Theresa shrugged, indifferently, and nodded approvingly to the policeman who had taken up a pair of decidedly naughty crotchless panties. “Looks like we found something after all,” she said.

I was genuinely surprised to see them. “Those aren’t mine!” I cried. “They must have been left there by a guest, or got mixed up in my washing at a public launderette, or it could even be someone has created a little robot that puts naughty underwear in innocent people’s drawers.[2]

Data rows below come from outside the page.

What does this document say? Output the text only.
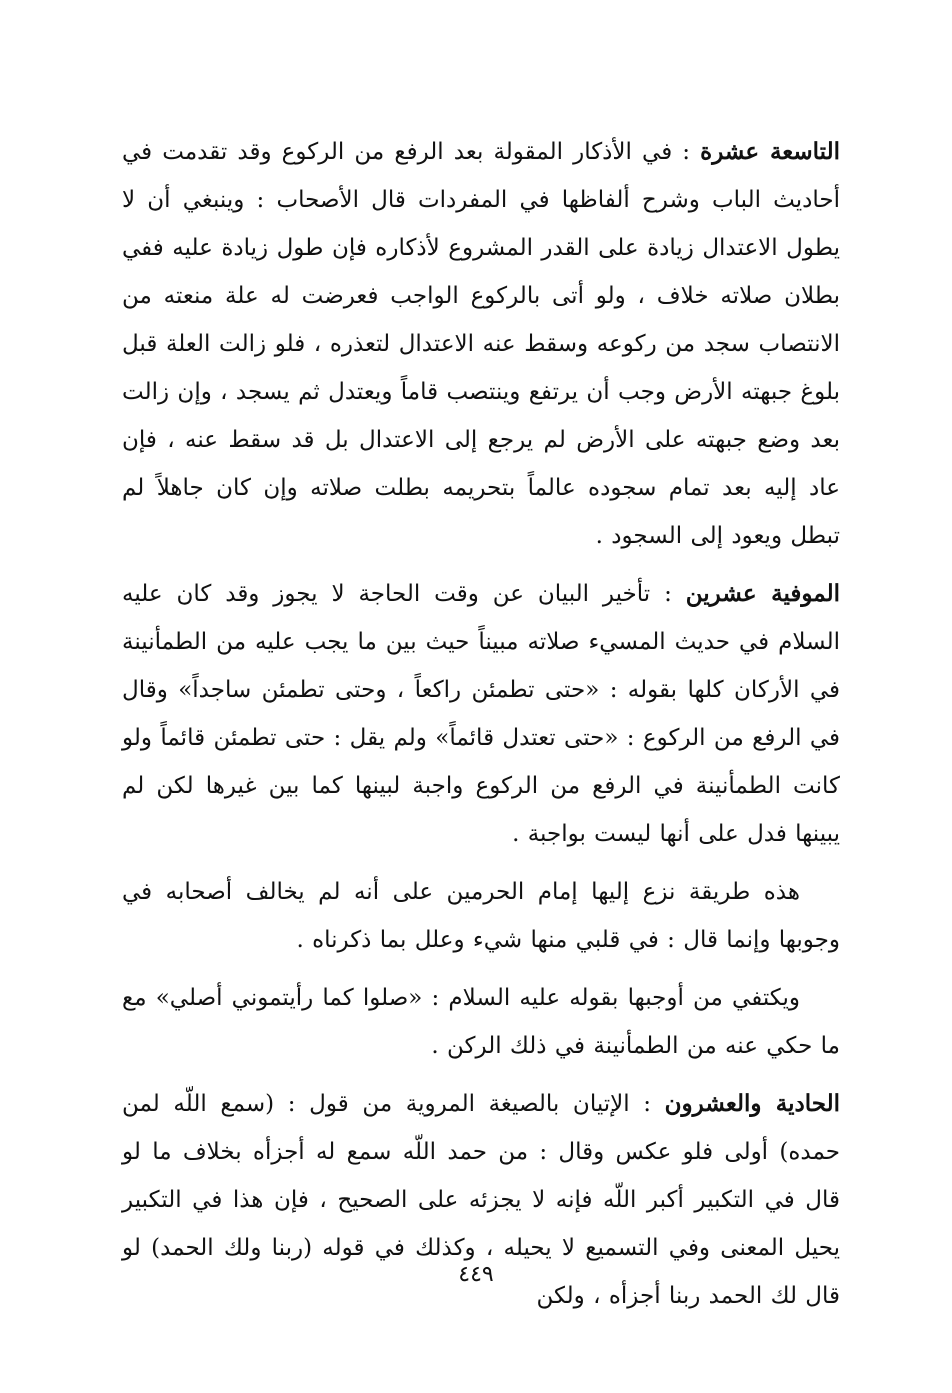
التاسعة عشرة : في الأذكار المقولة بعد الرفع من الركوع وقد تقدمت في أحاديث الباب وشرح ألفاظها في المفردات قال الأصحاب : وينبغي أن لا يطول الاعتدال زيادة على القدر المشروع لأذكاره فإن طول زيادة عليه ففي بطلان صلاته خلاف ، ولو أتى بالركوع الواجب فعرضت له علة منعته من الانتصاب سجد من ركوعه وسقط عنه الاعتدال لتعذره ، فلو زالت العلة قبل بلوغ جبهته الأرض وجب أن يرتفع وينتصب قاماً ويعتدل ثم يسجد ، وإن زالت بعد وضع جبهته على الأرض لم يرجع إلى الاعتدال بل قد سقط عنه ، فإن عاد إليه بعد تمام سجوده عالماً بتحريمه بطلت صلاته وإن كان جاهلاً لم تبطل ويعود إلى السجود .

الموفية عشرين : تأخير البيان عن وقت الحاجة لا يجوز وقد كان عليه السلام في حديث المسيء صلاته مبيناً حيث بين ما يجب عليه من الطمأنينة في الأركان كلها بقوله : «حتى تطمئن راكعاً ، وحتى تطمئن ساجداً» وقال في الرفع من الركوع : «حتى تعتدل قائماً» ولم يقل : حتى تطمئن قائماً ولو كانت الطمأنينة في الرفع من الركوع واجبة لبينها كما بين غيرها لكن لم يبينها فدل على أنها ليست بواجبة .

هذه طريقة نزع إليها إمام الحرمين على أنه لم يخالف أصحابه في وجوبها وإنما قال : في قلبي منها شيء وعلل بما ذكرناه .

ويكتفي من أوجبها بقوله عليه السلام : «صلوا كما رأيتموني أصلي» مع ما حكي عنه من الطمأنينة في ذلك الركن .

الحادية والعشرون : الإتيان بالصيغة المروية من قول : (سمع اللّه لمن حمده) أولى فلو عكس وقال : من حمد اللّه سمع له أجزأه بخلاف ما لو قال في التكبير أكبر اللّه فإنه لا يجزئه على الصحيح ، فإن هذا في التكبير يحيل المعنى وفي التسميع لا يحيله ، وكذلك في قوله (ربنا ولك الحمد) لو قال لك الحمد ربنا أجزأه ، ولكن

٤٤٩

“Oh we don’t care about that!” she laughed. “If they’re in your drawers we’re going to presume they’re yours. Now, why don’t you leave off this whole inconvenient discussion? Or perhaps you’d like us to take naughty-panty action against you?”

“But this is just blackmail!” I cried again. “You are using the broad remit of your laws coupled with a narrow interpretation of responsibility to hound me into conformance with your agenda.”

“Really?” Theresa smiled, knowingly. “Well fancy that…”

[1] This is entirely true.
[2] Malware. Difficult to stretch the analogy this far.